On a small scale, you’ve taught me a lot of little things. That climbing the stairs – over and over and over again – can be fun (when I’m not terrified for your safety). You’ve taught me that splashing around in the sink can be a rather entertaining activity. You taught me that things that aren’t designed to be play toys (i.e. measuring cups, keys, etc.) can most definitely be play toys. You taught me a new way to say “hot dog” and “tractor” (“dot dog” and “at-too”). You taught me that we should all play now and sleep later. You reminded me that I used to love Sesame Street. You reminded me that when you’re little, every day is truly a new day.

Aside from these things, I’ve also learned quite a few big, life lessons from you.
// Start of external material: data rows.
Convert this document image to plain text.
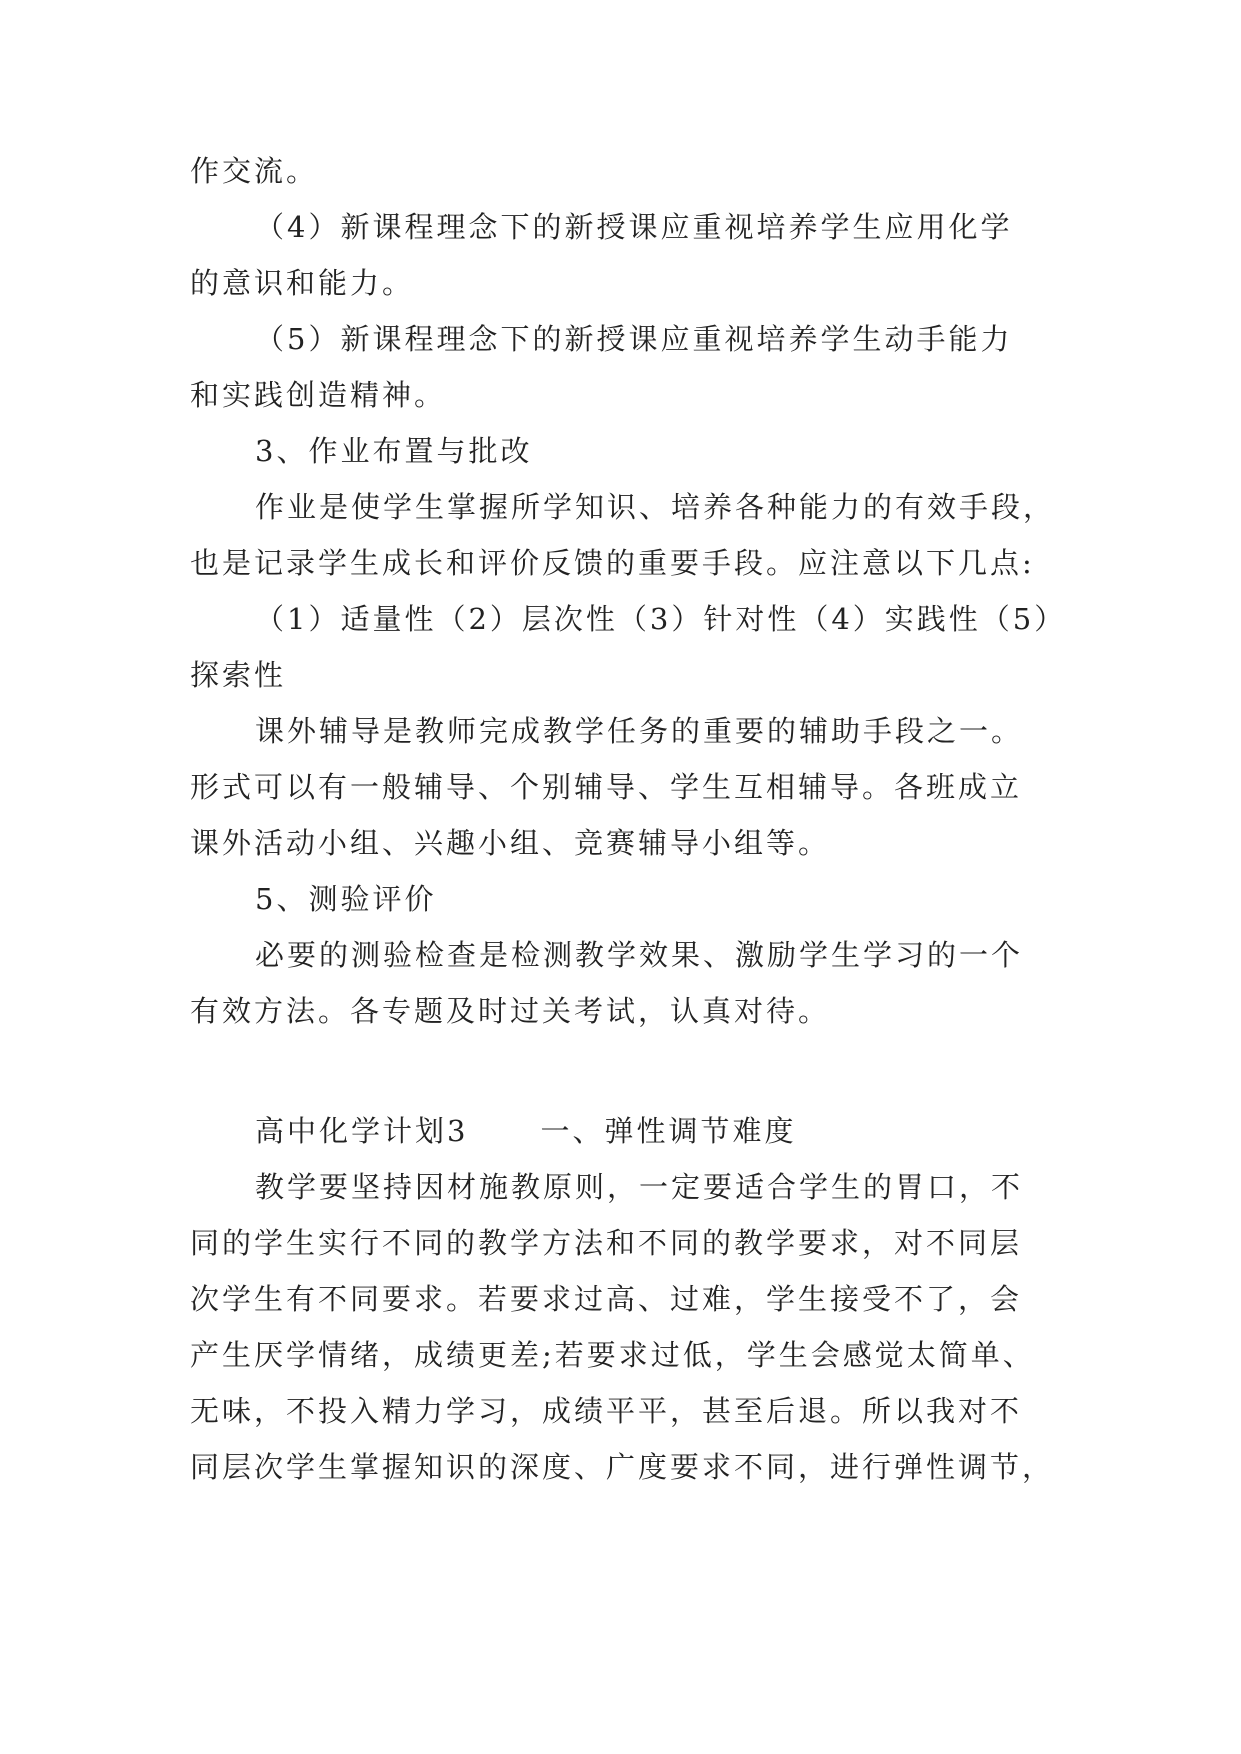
作交流。
（4）新课程理念下的新授课应重视培养学生应用化学
的意识和能力。
（5）新课程理念下的新授课应重视培养学生动手能力
和实践创造精神。
3、作业布置与批改
作业是使学生掌握所学知识、培养各种能力的有效手段，
也是记录学生成长和评价反馈的重要手段。应注意以下几点:
（1）适量性（2）层次性（3）针对性（4）实践性（5）
探索性
课外辅导是教师完成教学任务的重要的辅助手段之一。
形式可以有一般辅导、个别辅导、学生互相辅导。各班成立
课外活动小组、兴趣小组、竞赛辅导小组等。
5、测验评价
必要的测验检查是检测教学效果、激励学生学习的一个
有效方法。各专题及时过关考试，认真对待。
高中化学计划3 一、弹性调节难度
教学要坚持因材施教原则，一定要适合学生的胃口，不
同的学生实行不同的教学方法和不同的教学要求，对不同层
次学生有不同要求。若要求过高、过难，学生接受不了，会
产生厌学情绪，成绩更差;若要求过低，学生会感觉太简单、
无味，不投入精力学习，成绩平平，甚至后退。所以我对不
同层次学生掌握知识的深度、广度要求不同，进行弹性调节，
The first one you taught me was not to be afraid of babies. embarrassing as this is to admit, I was mildly terrified of infants before I had you. I thought they were adorable (like every other woman in the world), but I didn’t like holding them and if I interacted with them, I preferred it to be from a safe distance. They always cried when I got near them, and nothing scared me more than a crying infant. But then there was you and you were mine and it all went away. I learned how to change a diaper. I learned that bouncing you when you cried would calm you down. I learned that if a baby cries when you hold it, it doesn’t mean that the baby hates you or that you somehow harmed it. Even though I read a million books and Googled a million things about how to be a mother, you were the one who actually taught me. You teach me that every time I see you.
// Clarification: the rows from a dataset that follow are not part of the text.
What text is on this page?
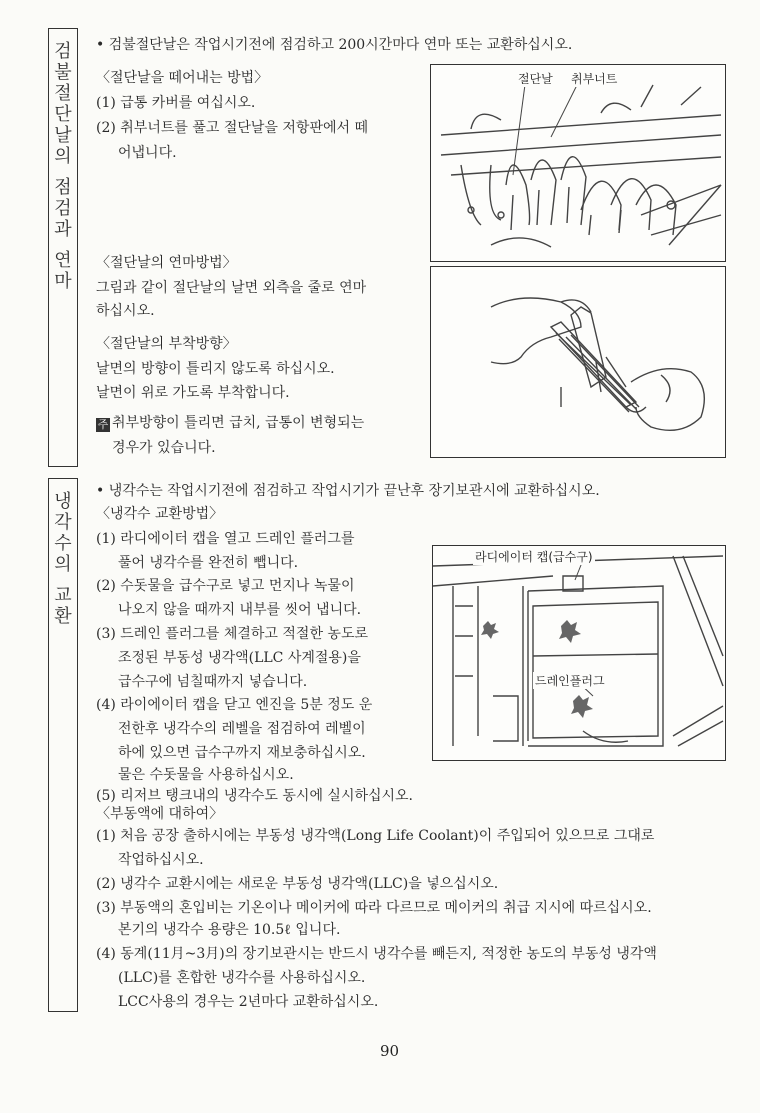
검
불
절
단
날
의
점
검
과
연
마
• 검불절단날은 작업시기전에 점검하고 200시간마다 연마 또는 교환하십시오.
〈절단날을 떼어내는 방법〉
(1) 급통 카버를 여십시오.
(2) 취부너트를 풀고 절단날을 저항판에서 떼
어냅니다.
〈절단날의 연마방법〉
그림과 같이 절단날의 날면 외측을 줄로 연마
하십시오.
〈절단날의 부착방향〉
날면의 방향이 틀리지 않도록 하십시오.
날면이 위로 가도록 부착합니다.
주 취부방향이 틀리면 급치, 급통이 변형되는
경우가 있습니다.
절단날 취부너트
냉
각
수
의
교
환
• 냉각수는 작업시기전에 점검하고 작업시기가 끝난후 장기보관시에 교환하십시오.
〈냉각수 교환방법〉
(1) 라디에이터 캡을 열고 드레인 플러그를
풀어 냉각수를 완전히 뺍니다.
(2) 수돗물을 급수구로 넣고 먼지나 녹물이
나오지 않을 때까지 내부를 씻어 냅니다.
(3) 드레인 플러그를 체결하고 적절한 농도로
조정된 부동성 냉각액(LLC 사계절용)을
급수구에 넘칠때까지 넣습니다.
(4) 라이에이터 캡을 닫고 엔진을 5분 정도 운
전한후 냉각수의 레벨을 점검하여 레벨이
하에 있으면 급수구까지 재보충하십시오.
물은 수돗물을 사용하십시오.
(5) 리저브 탱크내의 냉각수도 동시에 실시하십시오.
〈부동액에 대하여〉
(1) 처음 공장 출하시에는 부동성 냉각액(Long Life Coolant)이 주입되어 있으므로 그대로
작업하십시오.
(2) 냉각수 교환시에는 새로운 부동성 냉각액(LLC)을 넣으십시오.
(3) 부동액의 혼입비는 기온이나 메이커에 따라 다르므로 메이커의 취급 지시에 따르십시오.
본기의 냉각수 용량은 10.5ℓ 입니다.
(4) 동계(11月~3月)의 장기보관시는 반드시 냉각수를 빼든지, 적정한 농도의 부동성 냉각액
(LLC)를 혼합한 냉각수를 사용하십시오.
LCC사용의 경우는 2년마다 교환하십시오.
라디에이터 캡(급수구)
드레인플러그
90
The biggest thing I think I’ve learned from having you as my son is that I should take joy in the little things in life. When you were figuring out how to turn on the lawn mower lights, you had to watch Pop-pop 3 do it a couple of times – the first time you did it by yourself, you looked up at me and gave me the biggest smile! And I found myself absolutely thrilled. I was smiling and laughing and just utterly excited…about turning on the lawn mower’s headlights. It sounds silly, but those are the things that you find happiness in.
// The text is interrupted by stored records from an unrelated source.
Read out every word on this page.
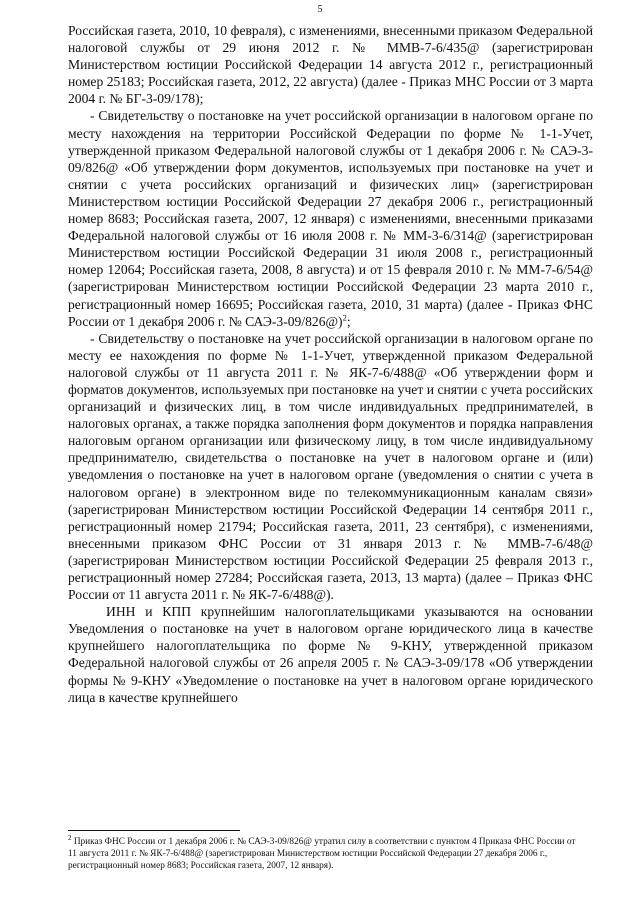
5

Российская газета, 2010, 10 февраля), с изменениями, внесенными приказом Федеральной налоговой службы от 29 июня 2012 г. № ММВ-7-6/435@ (зарегистрирован Министерством юстиции Российской Федерации 14 августа 2012 г., регистрационный номер 25183; Российская газета, 2012, 22 августа) (далее - Приказ МНС России от 3 марта 2004 г. № БГ-3-09/178);

- Свидетельству о постановке на учет российской организации в налоговом органе по месту нахождения на территории Российской Федерации по форме № 1-1-Учет, утвержденной приказом Федеральной налоговой службы от 1 декабря 2006 г. № САЭ-3-09/826@ «Об утверждении форм документов, используемых при постановке на учет и снятии с учета российских организаций и физических лиц» (зарегистрирован Министерством юстиции Российской Федерации 27 декабря 2006 г., регистрационный номер 8683; Российская газета, 2007, 12 января) с изменениями, внесенными приказами Федеральной налоговой службы от 16 июля 2008 г. № ММ-3-6/314@ (зарегистрирован Министерством юстиции Российской Федерации 31 июля 2008 г., регистрационный номер 12064; Российская газета, 2008, 8 августа) и от 15 февраля 2010 г. № ММ-7-6/54@ (зарегистрирован Министерством юстиции Российской Федерации 23 марта 2010 г., регистрационный номер 16695; Российская газета, 2010, 31 марта) (далее - Приказ ФНС России от 1 декабря 2006 г. № САЭ-3-09/826@)$^2$;

- Свидетельству о постановке на учет российской организации в налоговом органе по месту ее нахождения по форме № 1-1-Учет, утвержденной приказом Федеральной налоговой службы от 11 августа 2011 г. № ЯК-7-6/488@ «Об утверждении форм и форматов документов, используемых при постановке на учет и снятии с учета российских организаций и физических лиц, в том числе индивидуальных предпринимателей, в налоговых органах, а также порядка заполнения форм документов и порядка направления налоговым органом организации или физическому лицу, в том числе индивидуальному предпринимателю, свидетельства о постановке на учет в налоговом органе и (или) уведомления о постановке на учет в налоговом органе (уведомления о снятии с учета в налоговом органе) в электронном виде по телекоммуникационным каналам связи» (зарегистрирован Министерством юстиции Российской Федерации 14 сентября 2011 г., регистрационный номер 21794; Российская газета, 2011, 23 сентября), с изменениями, внесенными приказом ФНС России от 31 января 2013 г. № ММВ-7-6/48@ (зарегистрирован Министерством юстиции Российской Федерации 25 февраля 2013 г., регистрационный номер 27284; Российская газета, 2013, 13 марта) (далее – Приказ ФНС России от 11 августа 2011 г. № ЯК-7-6/488@).

ИНН и КПП крупнейшим налогоплательщиками указываются на основании Уведомления о постановке на учет в налоговом органе юридического лица в качестве крупнейшего налогоплательщика по форме № 9-КНУ, утвержденной приказом Федеральной налоговой службы от 26 апреля 2005 г. № САЭ-3-09/178 «Об утверждении формы № 9-КНУ «Уведомление о постановке на учет в налоговом органе юридического лица в качестве крупнейшего

$^2$ Приказ ФНС России от 1 декабря 2006 г. № САЭ-3-09/826@ утратил силу в соответствии с пунктом 4 Приказа ФНС России от 11 августа 2011 г. № ЯК-7-6/488@ (зарегистрирован Министерством юстиции Российской Федерации 27 декабря 2006 г., регистрационный номер 8683; Российская газета, 2007, 12 января).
Everything is new to you – it’s why you do things over and over again, because it’s so exciting to have figured this “new thing” out. So unlike most 20-year olds, I get excited about lawn mower headlights, and turning keys in locks, and walking up and down the stairs. To you, everything is something worth discovering, and that is a kind of magic that can be lost on adults. We forget how fun and exciting the world can be because we assume that given our age and experience, we’ve figured it all out. Seeing the world through your eyes…it’s refreshing and beautiful, in a way. And though it’s humbling, you’ve taught me that maybe I don’t know it all.

As soon as The B’s and I figure out our next rendezvous date, I’ll start counting down my days again. But until then, I’ll just think of you when I use keys or stairs or bathroom sinks. And, most likely, all of the minutes in between.